“SOL”

Spilling down the wall and onto the floor near the entrance to the gallery, the wooden letterforms of Rubens Gerchman’s Sky Eye Yellow Line NY, 1969, at once announce the conceptual thread of “SOL,” a group exhibition curated by artist Alexandre da Cunha. Painted in a harsh yellow, Gerchman’s sculpture describes daylight without directly naming its source. Both the errant phrase and a rare short film of Gerchman’s—Triunfo Hermético, shot on 16 mm in Rio de Janeiro in 1972—mark the gallery (and the landscape) as a place where language can become a physical material prone to weathering and decay. When the word “sol” finally appears in Triunfo Hermético, it slips between “sal” and “sul” in successive frames, a consonance also sustained by steady surf and the sun dazzling overhead, its reflection glancing through the O.

Elsewhere, da Cunha traces fleeting rays with a 1986 sketch by Martin Kippenberger (a blank form issued by the Brazilian Ministry of Finance, smudged yellow and orange); the concentration of clustered dots in Julio Le Parc’s Alchimie 371, 2017; the warm, semitransparent layers of voile in Leda Catunda’s Sol, 2022; and a gold-haloed cock delicately rendered by Francisco da Silva (Untitled, 1975). Allover finger smears of cadmium yellow in Patricia Leite’s Flores, 1992, are later rounded off and resolved against more pronounced chartreuse geometries in her Paisagem, 2001. An orb in a small work on paper by Mira Schendel (Untitled, 1975) glows buttery beneath silver metallic spray. Vertical bands of pale pastel in two paintings by Sérgio Sister (Untitled and Listas, both 1996) suggest ultraviolet fading.

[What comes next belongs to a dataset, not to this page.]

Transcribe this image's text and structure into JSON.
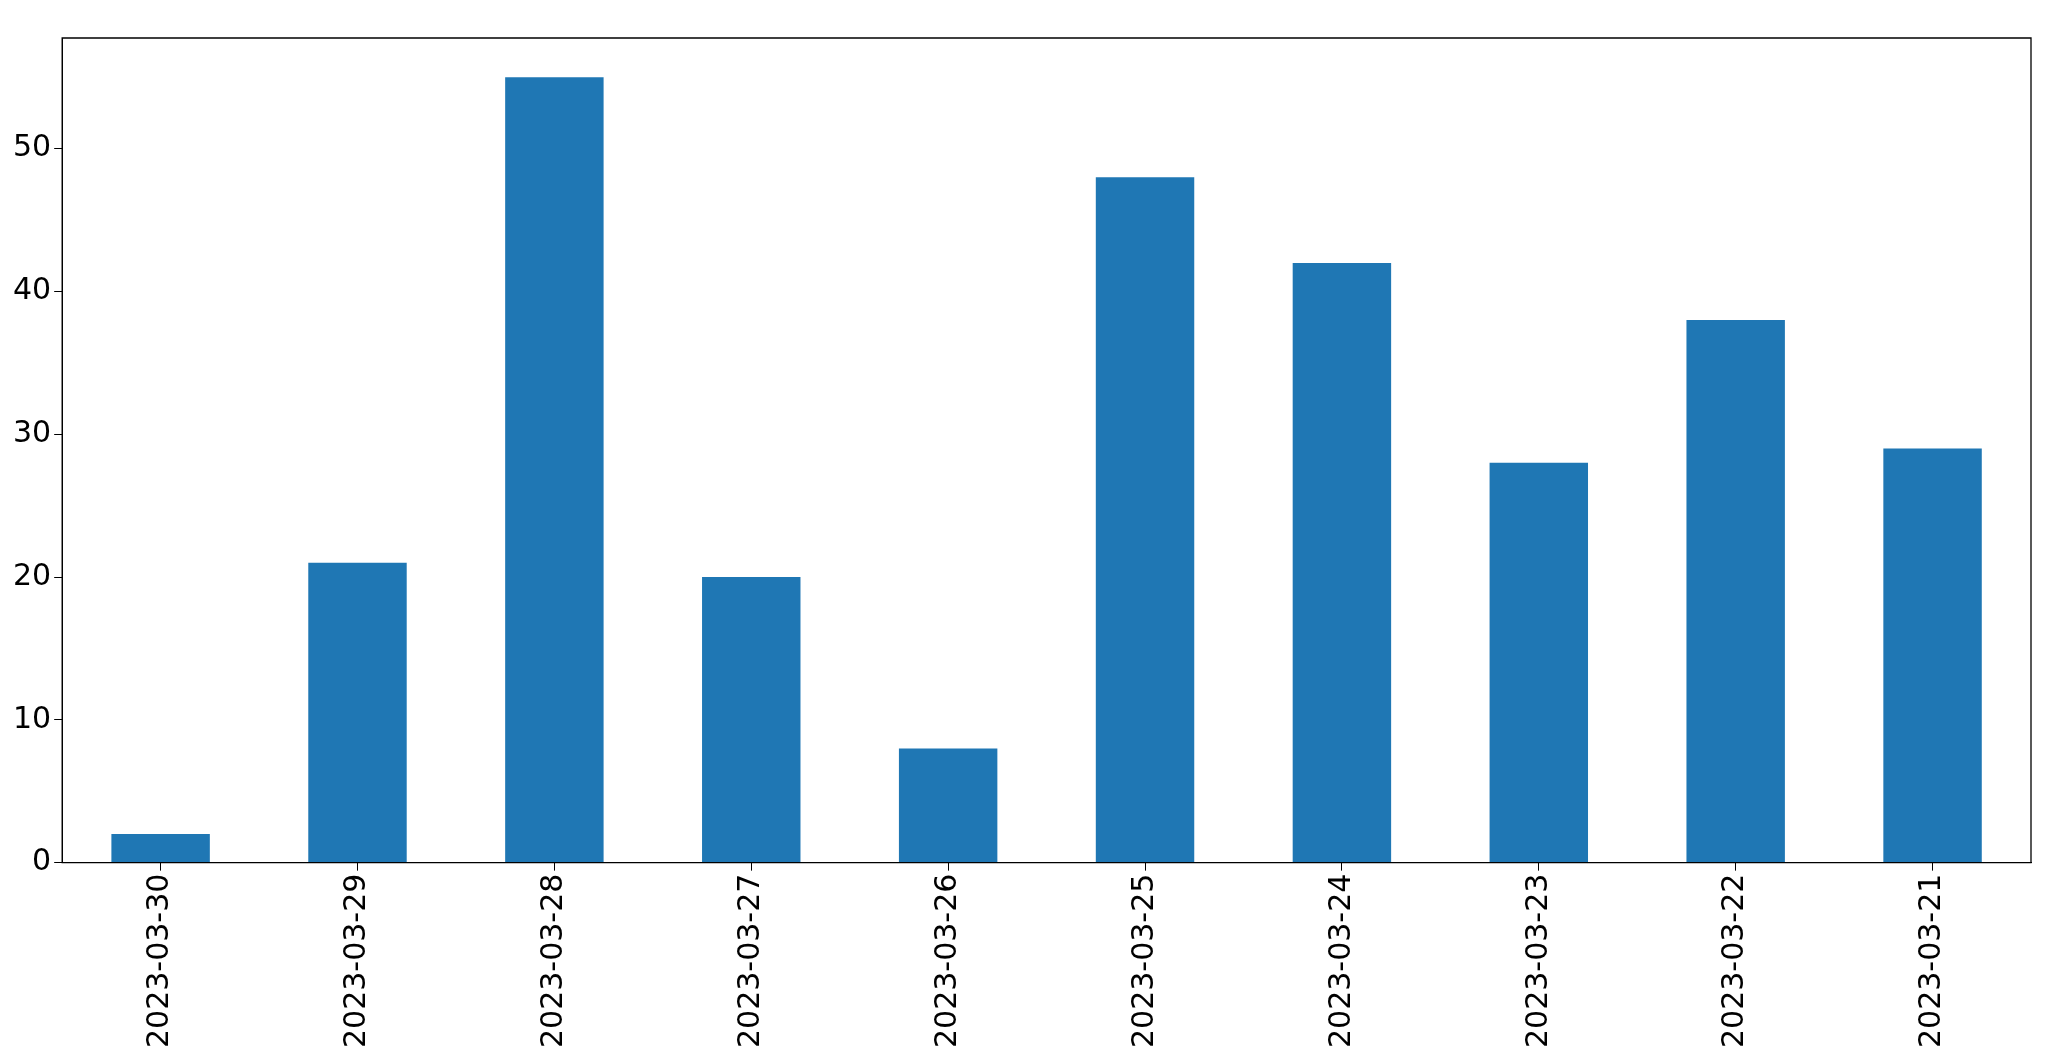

On the back terrace, Ana Mazzei’s slowly orbiting sculpture Fauno, o entardecer, 2018/2022, is a disco-ready Oberon. Periodically, a light breeze filters through the open window, teasing the edges of four reclaimed brewery parasols stitched together by Zé Tepedino (Avesso III, 2021) and setting them adrift alongside the windswept grasses and loose rhythms of Gerchman’s nearby film, scored by Stanley Clark, Airto Moreira, and Flora Purim. Cultivating a partly cloudy atmosphere at odds with equatorial preconceptions, Da Cunha deploys his organizing principle here with nuance—not everything under the sun warms equally.